Nur 90% davon kann von den Kläranlagen gefiltert werden.
Allerdings befürchte ich persönlich, dass es weit weniger ist, was die Anlagen tatsächlich herausfiltern können. Grund: Diese Angabe "von 90%" ist schon 10 Jahre alt. Mittlerweile können spezialisierte Labore viel kleinere Partikel, die in den Nanobereich gehen, kostengünstiger und mit weniger Aufwand aufspüren. Das konnte man damals nicht. (3)
Waschen von Kleidung aus Kunststoff
Besonders bei Fleece-Klamotten oder flauschiger Synthetikkleidung schleust sich pro Waschgang eine immense Menge an Mikroplastik ins Wasser.
Allein 35% des Mikroplastiks in den Meeren stammt von synthetischer Kleidung. Also Klamotten, die z.B. Polyamid oder Polyester bestehen. Viele denken, das meiste würde aus der Industrie stammen. Stimmt aber lauter einer Studie der International Union for Conservation of Nature (IUCN) nicht. 77% fallen dabei auf private Haushalte zurück, also auf uns. Immer wenn wir Klamotten aus Kunststoff waschen, entsteht Mikroplastik.

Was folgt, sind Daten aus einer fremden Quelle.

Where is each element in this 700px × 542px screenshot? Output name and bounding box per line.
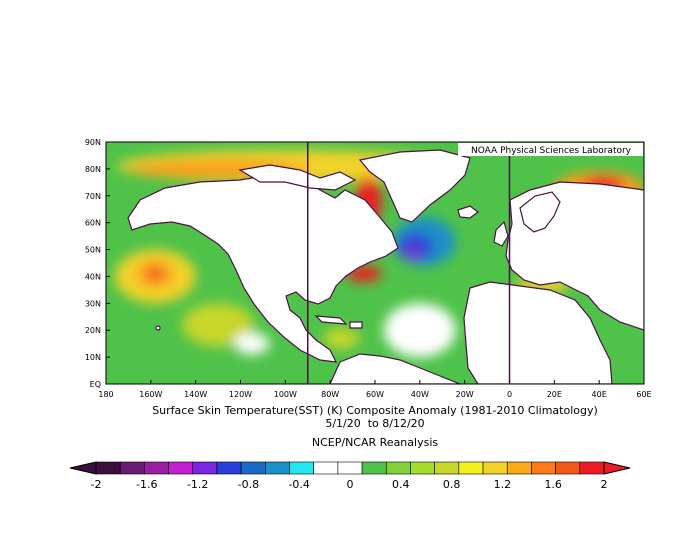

Plastik-Kleidung im Trockner ist noch schlimmer
Noch mehr Mikroplastik durch Klamotten gelangt nur noch durch einen Ablufttrockner in die Umwelt. Pro Jahr können das 60-90 Millionen Mikroplastikpartikel sein. (2)
Trocknet ihr also ein Kilo Kunstfaserklamotten entstehen so zwischen 200mg und 300mg Mikroplastik.
Das landet in unserer Umwelt: in der Luft, im Wasser, in den Böden z.B. durch Klärschlamm.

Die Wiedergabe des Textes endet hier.